Open elmarco opened 5 years ago

elmarco commented 5 years ago

The future/async stuff is not easy to grasp, I am just playing around.

I have got something sort of working, help & comments are welcome: https://github.com/elmarco/qapi-rs/tree/async/async.

In particular, I am not sure how events should be exposed. I think they should be a Stream, but then it's not obvious to me how another control could "share" the connection and send other commands since a fused stream will own the reference...

arcnmx commented 5 years ago

Yeah, in the tokio-qapi async/await implementation I went back and forth a lot about exactly how I wanted to deal with that, and sharing underlying ownership across the one-way event stream and the command/response parts. What it IIRC currently does is:

  1. Expose EventStream for events that owns the actual connection (or at least the read side of it), and is effectively a mini event loop for qapi. Polling the event stream is required for any commands to be processed
  2. A separate shared dispatcher is used for dispatching command+response futures.

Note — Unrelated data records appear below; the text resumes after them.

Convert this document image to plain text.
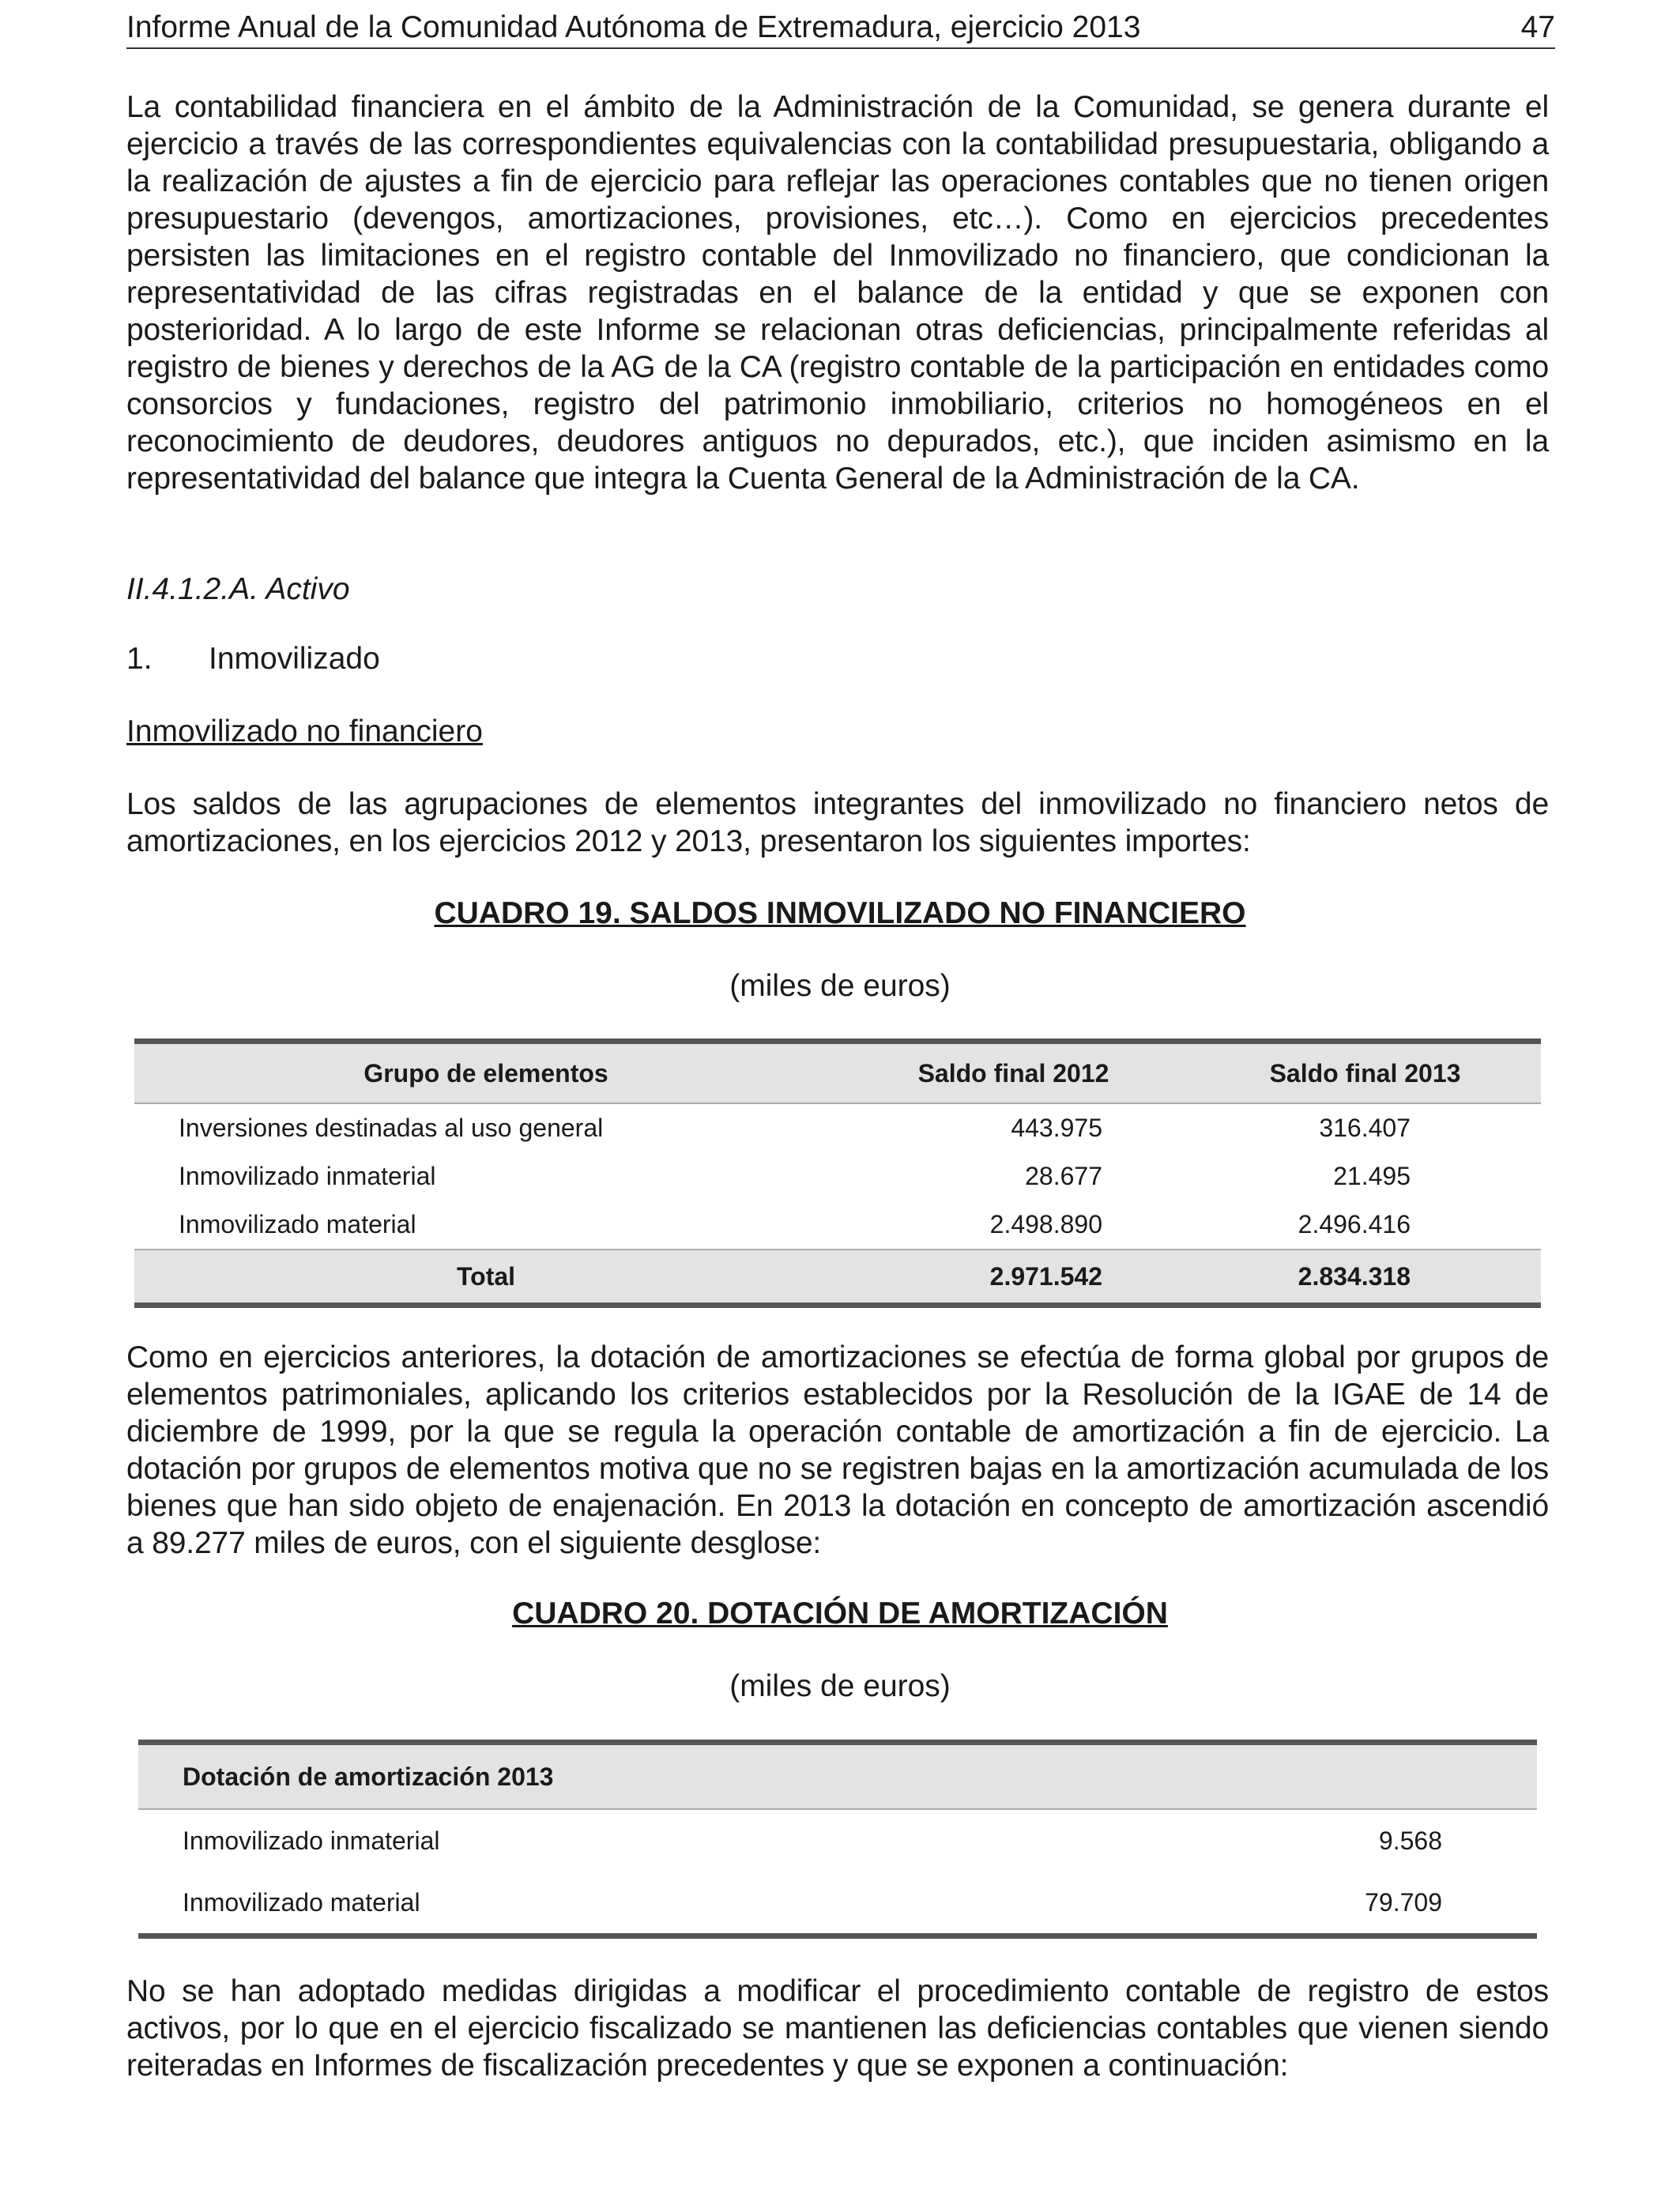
Informe Anual de la Comunidad Autónoma de Extremadura, ejercicio 2013	47

La contabilidad financiera en el ámbito de la Administración de la Comunidad, se genera durante el ejercicio a través de las correspondientes equivalencias con la contabilidad presupuestaria, obligando a la realización de ajustes a fin de ejercicio para reflejar las operaciones contables que no tienen origen presupuestario (devengos, amortizaciones, provisiones, etc…). Como en ejercicios precedentes persisten las limitaciones en el registro contable del Inmovilizado no financiero, que condicionan la representatividad de las cifras registradas en el balance de la entidad y que se exponen con posterioridad. A lo largo de este Informe se relacionan otras deficiencias, principalmente referidas al registro de bienes y derechos de la AG de la CA (registro contable de la participación en entidades como consorcios y fundaciones, registro del patrimonio inmobiliario, criterios no homogéneos en el reconocimiento de deudores, deudores antiguos no depurados, etc.), que inciden asimismo en la representatividad del balance que integra la Cuenta General de la Administración de la CA.

II.4.1.2.A. Activo
1. Inmovilizado
Inmovilizado no financiero

Los saldos de las agrupaciones de elementos integrantes del inmovilizado no financiero netos de amortizaciones, en los ejercicios 2012 y 2013, presentaron los siguientes importes:

CUADRO 19. SALDOS INMOVILIZADO NO FINANCIERO
(miles de euros)
Grupo de elementos	Saldo final 2012	Saldo final 2013
Inversiones destinadas al uso general	443.975	316.407
Inmovilizado inmaterial	28.677	21.495
Inmovilizado material	2.498.890	2.496.416
Total	2.971.542	2.834.318

Como en ejercicios anteriores, la dotación de amortizaciones se efectúa de forma global por grupos de elementos patrimoniales, aplicando los criterios establecidos por la Resolución de la IGAE de 14 de diciembre de 1999, por la que se regula la operación contable de amortización a fin de ejercicio. La dotación por grupos de elementos motiva que no se registren bajas en la amortización acumulada de los bienes que han sido objeto de enajenación. En 2013 la dotación en concepto de amortización ascendió a 89.277 miles de euros, con el siguiente desglose:

CUADRO 20. DOTACIÓN DE AMORTIZACIÓN
(miles de euros)
Dotación de amortización 2013	
Inmovilizado inmaterial	9.568
Inmovilizado material	79.709

No se han adoptado medidas dirigidas a modificar el procedimiento contable de registro de estos activos, por lo que en el ejercicio fiscalizado se mantienen las deficiencias contables que vienen siendo reiteradas en Informes de fiscalización precedentes y que se exponen a continuación:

It sets up an async channel for each command and communicates them back to the EventStream.
  3. The EventStream filters input from the socket, returning raw events to the Stream consumer, but dispatches responses to specific future backchannels.
  4. I recall a few complications around...
    • QMP/QGA handshake protocol so that the dispatcher isn't returned until a successful connection has been established (futures that return futures!)
    • QAPI OOB commands where only a subset of commands can be sent OOB? Things would be simpler if all commands supported it.
    • the exact behaviour of dropping one end or the other, handling EPIPE scenarios properly and gracefully shutting everything down.

I think my intention for future improvements was to keep a similar approach but try and make things more ergonomic, and isolate the dispatcher logic into something a bit more clean (use an internal Sink for responses rather than using shared memory?). I intended to also look into tower which I think is supposed to be a building block for RPC style interfaces; not sure if it's overkill, too unstable, supports async-std, but worth noting at least. I got tired of the state of async/await and dealing with the futures 0.1 vs 0.3 compat interface so haven't looked into it in a while.